There is a chickenpox vaccine, but it is not part of the routine childhood vaccination schedule. The vaccine is only offered to children and adults who are particularly vulnerable to chickenpox complications.
The recommended 2 doses of the vaccine are estimated to offer 98% protection from chickenpox in children and 75% protection in adolescents and adults.
So it may be possible to develop the infection after vaccination. Similarly, there is a chance that someone who has received the vaccine could develop chickenpox after coming in close contact with a person who has shingles.
Treatment
There is no cure for chickenpox, and the virus usually clears up by itself without any treatment.
However, there are ways of easing the itch and discomfort, and there are important steps you can take to stop chickenpox spreading.
Painkillers
If your child is in pain or has a high temperature (fever), you can give them a mild painkiller, such as paracetamol (available over the counter in pharmacies). Always read the manufacturer's dosage instructions.
Paracetamol is the preferred painkiller for treating the associated symptoms of chickenpox. This is due to a very small risk of non-steroidal anti-inflammatory drugs (NSAIDs), such as ibuprofen, causing adverse skin reactions during chickenpox.
Avoid giving your child ibuprofen if they have asthma or a history of stomach problems. If you're not sure whether ibuprofen is suitable, check with your GP or pharmacist. If your child is younger than 3 months old, you should always speak to your GP before giving your child any kind of pain relief.
Never give your child aspirin if you suspect or know that they have chickenpox.
If you're pregnant and need to take painkillers, then paracetamol is the first choice. You can use it at any stage of pregnancy. Only take ibuprofen during the second trimester (weeks 14-27 of the pregnancy).
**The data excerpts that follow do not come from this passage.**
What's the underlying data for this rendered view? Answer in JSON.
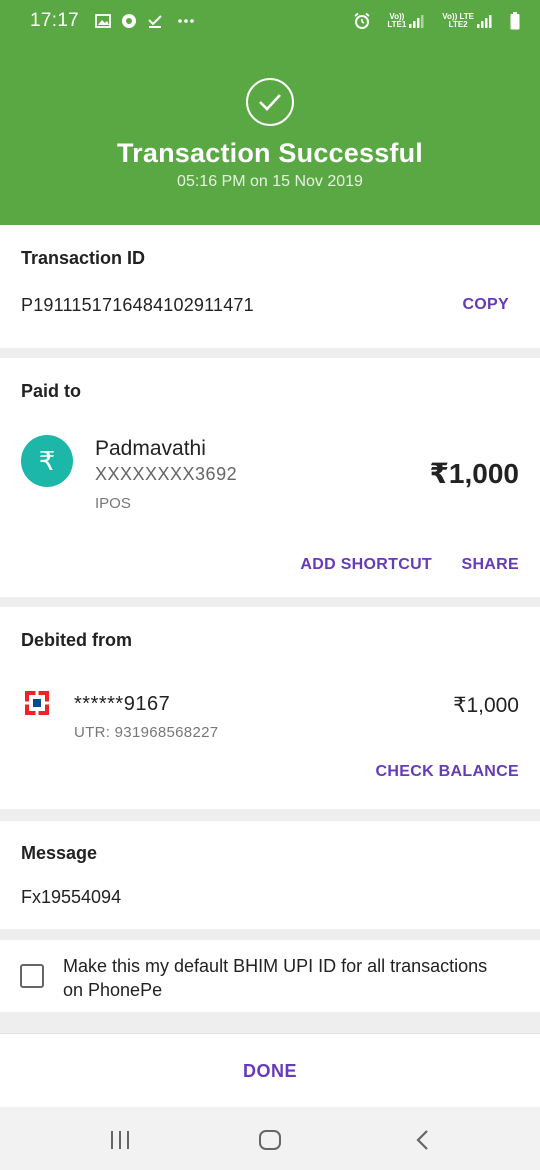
{
  "status_bar": {
    "time": "17:17",
    "left_icons": [
      "image-icon",
      "chrome-icon",
      "download-done-icon",
      "more-dots-icon"
    ],
    "right_icons": [
      "alarm-icon",
      "sim1-signal-icon",
      "sim2-signal-icon",
      "battery-icon"
    ],
    "sim1_label_top": "Vo))",
    "sim1_label_bottom": "LTE1",
    "sim2_label_top": "Vo))  LTE",
    "sim2_label_bottom": "LTE2"
  },
  "header": {
    "title": "Transaction Successful",
    "subtitle": "05:16 PM on 15 Nov 2019",
    "bg_color": "#5aa844"
  },
  "transaction": {
    "label": "Transaction ID",
    "id": "P1911151716484102911471",
    "copy_label": "COPY"
  },
  "paid_to": {
    "label": "Paid to",
    "avatar_symbol": "₹",
    "name": "Padmavathi",
    "account": "XXXXXXXX3692",
    "tag": "IPOS",
    "amount": "₹1,000",
    "add_shortcut_label": "ADD SHORTCUT",
    "share_label": "SHARE"
  },
  "debited_from": {
    "label": "Debited from",
    "account": "******9167",
    "utr": "UTR: 931968568227",
    "amount": "₹1,000",
    "check_balance_label": "CHECK BALANCE"
  },
  "message": {
    "label": "Message",
    "value": "Fx19554094"
  },
  "default_upi": {
    "checked": false,
    "label": "Make this my default BHIM UPI ID for all transactions on PhonePe"
  },
  "footer": {
    "done_label": "DONE"
  },
  "colors": {
    "accent": "#673ab7",
    "success_green": "#5aa844",
    "avatar_teal": "#1cb7a9"
  }
}
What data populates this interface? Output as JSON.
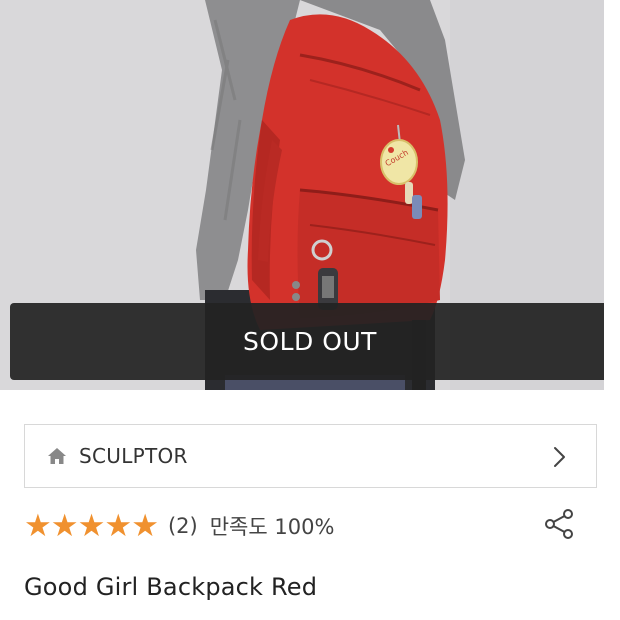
{
  "status": {
    "sold_out_label": "SOLD OUT"
  },
  "store": {
    "name": "SCULPTOR",
    "icon": "home-icon"
  },
  "rating": {
    "stars_filled": 5,
    "stars_total": 5,
    "review_count": "(2)",
    "satisfaction": "만족도 100%"
  },
  "product": {
    "title": "Good Girl Backpack Red",
    "keychain_text": "Couch"
  },
  "colors": {
    "star": "#f0912f",
    "backpack": "#d3322b",
    "banner": "#222222"
  }
}
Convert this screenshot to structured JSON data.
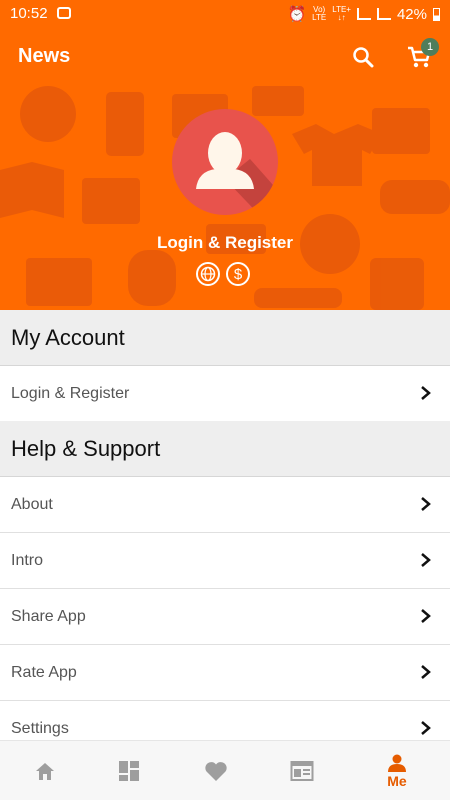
{
  "status_bar": {
    "time": "10:52",
    "network_top": "Vo)",
    "network_bottom": "LTE",
    "network2_top": "LTE+",
    "network2_bottom": "↓↑",
    "battery": "42%"
  },
  "app_bar": {
    "title": "News",
    "cart_badge": "1",
    "icons": [
      "search-icon",
      "cart-icon"
    ]
  },
  "profile": {
    "login_label": "Login & Register",
    "icons": [
      "globe-icon",
      "dollar-icon"
    ]
  },
  "sections": {
    "account": {
      "title": "My Account",
      "items": [
        "Login & Register"
      ]
    },
    "help": {
      "title": "Help & Support",
      "items": [
        "About",
        "Intro",
        "Share App",
        "Rate App",
        "Settings"
      ]
    }
  },
  "bottom_nav": {
    "items": [
      "home-icon",
      "categories-icon",
      "favorites-icon",
      "news-icon",
      "me-icon"
    ],
    "active_label": "Me"
  },
  "colors": {
    "primary": "#ff6a00",
    "avatar_bg": "#e8534c",
    "badge": "#4f7d5b",
    "active_nav": "#e65c00",
    "inactive_nav": "#9e9e9e"
  }
}
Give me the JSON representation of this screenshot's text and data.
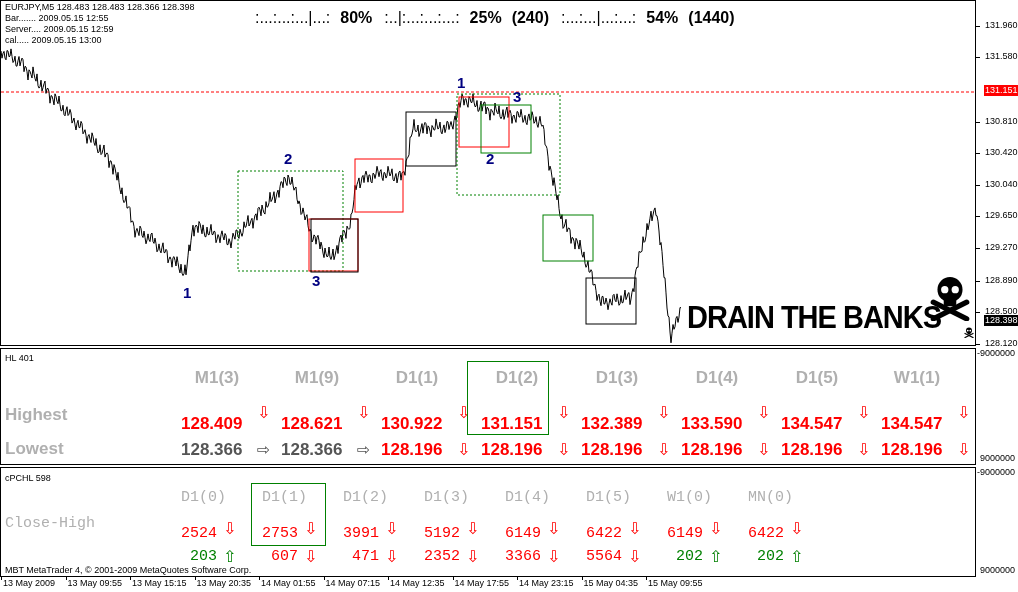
{
  "info": {
    "header": "EURJPY,M5  128.483 128.483 128.366 128.398",
    "lines": [
      "Bar....... 2009.05.15 12:55",
      "Server.... 2009.05.15 12:59",
      "cal..... 2009.05.15 13:00"
    ]
  },
  "gauges": [
    {
      "scale": ":...:...:...|...:",
      "percent": "80%"
    },
    {
      "scale": ":..|:...:...:...:",
      "percent": "25%",
      "count": "(240)"
    },
    {
      "scale": ":...:...|...:...:",
      "percent": "54%",
      "count": "(1440)"
    }
  ],
  "wave_labels": [
    "1",
    "2",
    "3",
    "1",
    "3",
    "2"
  ],
  "logo_text": "DRAIN THE BANKS",
  "price_axis": [
    {
      "text": "131.960",
      "kind": "tick"
    },
    {
      "text": "131.580",
      "kind": "tick"
    },
    {
      "text": "131.151",
      "kind": "level"
    },
    {
      "text": "130.810",
      "kind": "tick"
    },
    {
      "text": "130.420",
      "kind": "tick"
    },
    {
      "text": "130.040",
      "kind": "tick"
    },
    {
      "text": "129.650",
      "kind": "tick"
    },
    {
      "text": "129.270",
      "kind": "tick"
    },
    {
      "text": "128.890",
      "kind": "tick"
    },
    {
      "text": "128.500",
      "kind": "tick"
    },
    {
      "text": "128.398",
      "kind": "current"
    },
    {
      "text": "128.120",
      "kind": "tick"
    }
  ],
  "hl_panel": {
    "title": "HL 401",
    "axis": [
      "-9000000",
      "9000000"
    ],
    "row_labels": [
      "Highest",
      "Lowest"
    ],
    "columns": [
      {
        "header": "M1(3)",
        "selected": false,
        "high": {
          "value": "128.409",
          "color": "#ff0000",
          "arrow": "⇩"
        },
        "low": {
          "value": "128.366",
          "color": "#555555",
          "arrow": "⇨"
        }
      },
      {
        "header": "M1(9)",
        "selected": false,
        "high": {
          "value": "128.621",
          "color": "#ff0000",
          "arrow": "⇩"
        },
        "low": {
          "value": "128.366",
          "color": "#555555",
          "arrow": "⇨"
        }
      },
      {
        "header": "D1(1)",
        "selected": false,
        "high": {
          "value": "130.922",
          "color": "#ff0000",
          "arrow": "⇩"
        },
        "low": {
          "value": "128.196",
          "color": "#ff0000",
          "arrow": "⇩"
        }
      },
      {
        "header": "D1(2)",
        "selected": true,
        "high": {
          "value": "131.151",
          "color": "#ff0000",
          "arrow": "⇩"
        },
        "low": {
          "value": "128.196",
          "color": "#ff0000",
          "arrow": "⇩"
        }
      },
      {
        "header": "D1(3)",
        "selected": false,
        "high": {
          "value": "132.389",
          "color": "#ff0000",
          "arrow": "⇩"
        },
        "low": {
          "value": "128.196",
          "color": "#ff0000",
          "arrow": "⇩"
        }
      },
      {
        "header": "D1(4)",
        "selected": false,
        "high": {
          "value": "133.590",
          "color": "#ff0000",
          "arrow": "⇩"
        },
        "low": {
          "value": "128.196",
          "color": "#ff0000",
          "arrow": "⇩"
        }
      },
      {
        "header": "D1(5)",
        "selected": false,
        "high": {
          "value": "134.547",
          "color": "#ff0000",
          "arrow": "⇩"
        },
        "low": {
          "value": "128.196",
          "color": "#ff0000",
          "arrow": "⇩"
        }
      },
      {
        "header": "W1(1)",
        "selected": false,
        "high": {
          "value": "134.547",
          "color": "#ff0000",
          "arrow": "⇩"
        },
        "low": {
          "value": "128.196",
          "color": "#ff0000",
          "arrow": "⇩"
        }
      }
    ]
  },
  "pchl_panel": {
    "title": "cPCHL 598",
    "axis": [
      "-9000000",
      "9000000"
    ],
    "row_labels": [
      "Close-High"
    ],
    "columns": [
      {
        "header": "D1(0)",
        "selected": false,
        "high": {
          "value": "2524",
          "color": "#ff0000",
          "arrow": "⇩"
        },
        "low": {
          "value": "203",
          "color": "#008000",
          "arrow": "⇧"
        }
      },
      {
        "header": "D1(1)",
        "selected": true,
        "high": {
          "value": "2753",
          "color": "#ff0000",
          "arrow": "⇩"
        },
        "low": {
          "value": "607",
          "color": "#ff0000",
          "arrow": "⇩"
        }
      },
      {
        "header": "D1(2)",
        "selected": false,
        "high": {
          "value": "3991",
          "color": "#ff0000",
          "arrow": "⇩"
        },
        "low": {
          "value": "471",
          "color": "#ff0000",
          "arrow": "⇩"
        }
      },
      {
        "header": "D1(3)",
        "selected": false,
        "high": {
          "value": "5192",
          "color": "#ff0000",
          "arrow": "⇩"
        },
        "low": {
          "value": "2352",
          "color": "#ff0000",
          "arrow": "⇩"
        }
      },
      {
        "header": "D1(4)",
        "selected": false,
        "high": {
          "value": "6149",
          "color": "#ff0000",
          "arrow": "⇩"
        },
        "low": {
          "value": "3366",
          "color": "#ff0000",
          "arrow": "⇩"
        }
      },
      {
        "header": "D1(5)",
        "selected": false,
        "high": {
          "value": "6422",
          "color": "#ff0000",
          "arrow": "⇩"
        },
        "low": {
          "value": "5564",
          "color": "#ff0000",
          "arrow": "⇩"
        }
      },
      {
        "header": "W1(0)",
        "selected": false,
        "high": {
          "value": "6149",
          "color": "#ff0000",
          "arrow": "⇩"
        },
        "low": {
          "value": "202",
          "color": "#008000",
          "arrow": "⇧"
        }
      },
      {
        "header": "MN(0)",
        "selected": false,
        "high": {
          "value": "6422",
          "color": "#ff0000",
          "arrow": "⇩"
        },
        "low": {
          "value": "202",
          "color": "#008000",
          "arrow": "⇧"
        }
      }
    ]
  },
  "copyright": "MBT MetaTrader 4, © 2001-2009 MetaQuotes Software Corp.",
  "time_axis": [
    "13 May 2009",
    "13 May 09:55",
    "13 May 15:15",
    "13 May 20:35",
    "14 May 01:55",
    "14 May 07:15",
    "14 May 12:35",
    "14 May 17:55",
    "14 May 23:15",
    "15 May 04:35",
    "15 May 09:55"
  ]
}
If you're pregnant and have chickenpox, you should visit your GP as soon as possible. You may need to have antiviral medicine or immunoglobulin treatment to prevent your symptoms from getting worse.
Keeping hydrated
It is important for children (and adults) with chickenpox to drink plenty of water to avoid dehydration. Sugar-free ice lollies are a good way of getting fluids into children. They also help to soothe a sore mouth that has chickenpox spots in it.
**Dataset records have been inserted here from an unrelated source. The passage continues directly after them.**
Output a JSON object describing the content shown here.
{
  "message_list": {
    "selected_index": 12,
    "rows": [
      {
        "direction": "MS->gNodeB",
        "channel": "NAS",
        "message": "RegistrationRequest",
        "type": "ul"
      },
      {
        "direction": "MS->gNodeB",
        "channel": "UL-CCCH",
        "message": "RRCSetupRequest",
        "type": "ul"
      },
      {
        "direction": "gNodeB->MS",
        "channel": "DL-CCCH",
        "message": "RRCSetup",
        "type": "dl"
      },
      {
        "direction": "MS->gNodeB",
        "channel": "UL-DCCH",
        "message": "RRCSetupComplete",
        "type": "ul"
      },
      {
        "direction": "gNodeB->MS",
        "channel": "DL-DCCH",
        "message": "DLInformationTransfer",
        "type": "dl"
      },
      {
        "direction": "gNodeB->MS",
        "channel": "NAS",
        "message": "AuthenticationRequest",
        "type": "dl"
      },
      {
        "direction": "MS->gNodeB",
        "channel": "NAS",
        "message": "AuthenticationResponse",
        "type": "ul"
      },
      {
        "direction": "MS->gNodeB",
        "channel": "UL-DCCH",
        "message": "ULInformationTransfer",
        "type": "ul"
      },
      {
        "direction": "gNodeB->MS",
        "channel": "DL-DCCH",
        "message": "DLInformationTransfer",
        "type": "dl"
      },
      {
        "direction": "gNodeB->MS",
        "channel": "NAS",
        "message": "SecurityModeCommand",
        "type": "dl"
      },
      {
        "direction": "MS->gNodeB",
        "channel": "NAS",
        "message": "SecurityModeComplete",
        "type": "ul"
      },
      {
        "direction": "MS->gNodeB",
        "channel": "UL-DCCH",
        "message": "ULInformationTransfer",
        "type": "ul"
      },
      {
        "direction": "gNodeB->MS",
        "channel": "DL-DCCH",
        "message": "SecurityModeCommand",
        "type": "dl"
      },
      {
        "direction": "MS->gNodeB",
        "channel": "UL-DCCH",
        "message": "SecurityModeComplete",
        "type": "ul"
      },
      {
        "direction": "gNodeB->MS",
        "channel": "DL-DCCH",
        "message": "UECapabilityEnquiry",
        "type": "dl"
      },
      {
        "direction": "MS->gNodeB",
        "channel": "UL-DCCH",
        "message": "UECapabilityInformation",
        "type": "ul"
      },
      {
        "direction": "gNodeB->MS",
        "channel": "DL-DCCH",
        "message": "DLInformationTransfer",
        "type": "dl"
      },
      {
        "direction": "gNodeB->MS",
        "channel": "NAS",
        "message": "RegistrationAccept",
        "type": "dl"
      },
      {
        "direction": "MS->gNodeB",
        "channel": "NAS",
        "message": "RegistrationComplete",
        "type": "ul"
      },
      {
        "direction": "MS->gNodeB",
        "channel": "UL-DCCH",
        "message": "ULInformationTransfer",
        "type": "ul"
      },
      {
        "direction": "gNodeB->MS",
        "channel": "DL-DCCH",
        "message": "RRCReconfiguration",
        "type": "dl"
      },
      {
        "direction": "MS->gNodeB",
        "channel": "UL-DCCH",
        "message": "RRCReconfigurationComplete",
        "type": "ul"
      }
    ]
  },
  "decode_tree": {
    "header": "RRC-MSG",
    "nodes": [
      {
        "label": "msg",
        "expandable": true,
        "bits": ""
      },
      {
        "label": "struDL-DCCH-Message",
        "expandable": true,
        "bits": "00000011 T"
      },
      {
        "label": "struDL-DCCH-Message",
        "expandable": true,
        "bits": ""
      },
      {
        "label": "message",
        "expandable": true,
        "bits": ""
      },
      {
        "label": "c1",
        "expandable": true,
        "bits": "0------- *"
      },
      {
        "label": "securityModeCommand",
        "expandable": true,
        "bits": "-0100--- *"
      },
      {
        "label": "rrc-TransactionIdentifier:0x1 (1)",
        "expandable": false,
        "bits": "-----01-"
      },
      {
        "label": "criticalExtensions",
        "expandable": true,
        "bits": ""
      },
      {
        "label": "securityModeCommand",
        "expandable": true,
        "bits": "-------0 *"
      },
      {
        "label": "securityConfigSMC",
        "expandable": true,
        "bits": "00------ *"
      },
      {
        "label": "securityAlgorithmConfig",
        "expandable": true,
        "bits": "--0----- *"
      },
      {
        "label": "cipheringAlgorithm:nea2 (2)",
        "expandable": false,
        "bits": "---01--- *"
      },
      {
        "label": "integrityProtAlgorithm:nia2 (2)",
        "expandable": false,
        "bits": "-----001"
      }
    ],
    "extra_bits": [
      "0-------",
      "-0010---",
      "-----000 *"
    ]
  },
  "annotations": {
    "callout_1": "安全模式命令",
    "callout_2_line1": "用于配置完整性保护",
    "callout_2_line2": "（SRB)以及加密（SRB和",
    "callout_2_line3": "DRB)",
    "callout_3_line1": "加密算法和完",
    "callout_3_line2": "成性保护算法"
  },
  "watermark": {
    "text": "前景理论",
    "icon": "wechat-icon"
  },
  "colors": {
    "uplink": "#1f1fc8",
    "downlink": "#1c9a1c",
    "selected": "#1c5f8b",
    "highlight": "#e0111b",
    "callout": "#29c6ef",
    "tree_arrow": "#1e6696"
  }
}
Avoid anything that may make the mouth sore, such as salty foods. Soup is easy to swallow as long as it is not too hot.
Stop the scratching
Chickenpox can be incredibly itchy, but it's important for children (and adults) to not scratch the spots, to avoid future scarring.
One way of stopping scratching is to keep fingernails clean and short. You can also put socks over your child's hands at night to stop them scratching the rash as they sleep.
If your child's skin is very itchy or sore, try using calamine lotion or cooling gels. These are available in pharmacies and are very safe to use. They have a soothing, cooling effect.
A stronger medicine called chlorphenamine can also help to relieve the itching. It's available from your pharmacist over the counter or it can be prescribed by your GP. Chlorphenamine is taken by mouth and is suitable for children over 1 year old.
Cool clothing
If your child has a fever, or if their skin is sore and aggravated, dress them appropriately so that they don't get too hot or too cold. Loose-fitting, smooth, cotton fabrics are best and will help stop the skin from becoming sore and irritated.
If your child has chickenpox, avoid sponging them down with cool water. This can make your child too cold and may make them shiver.
Antiviral medicine
Aciclovir is an antiviral medicine that is sometimes given to people with chickenpox.
Aciclovir may be prescribed to:
- pregnant women
- adults, if they visit their GP within 24 hours of the rash appearing
- newborn babies
- people with a weakened immune system (the body’s defence system)
Ideally, aciclovir needs to be started within 24 hours of the rash appearing. It does not cure chickenpox, but it makes the symptoms less severe. You normally need to take the medicine as tablets 5 times a day for 7 days.
If you are taking aciclovir, make sure you drink plenty of fluids. Side effects are rare, but can include nausea and diarrhoea.
To prevent spreading the infection, keep children off nursery or school until all their spots have crusted over.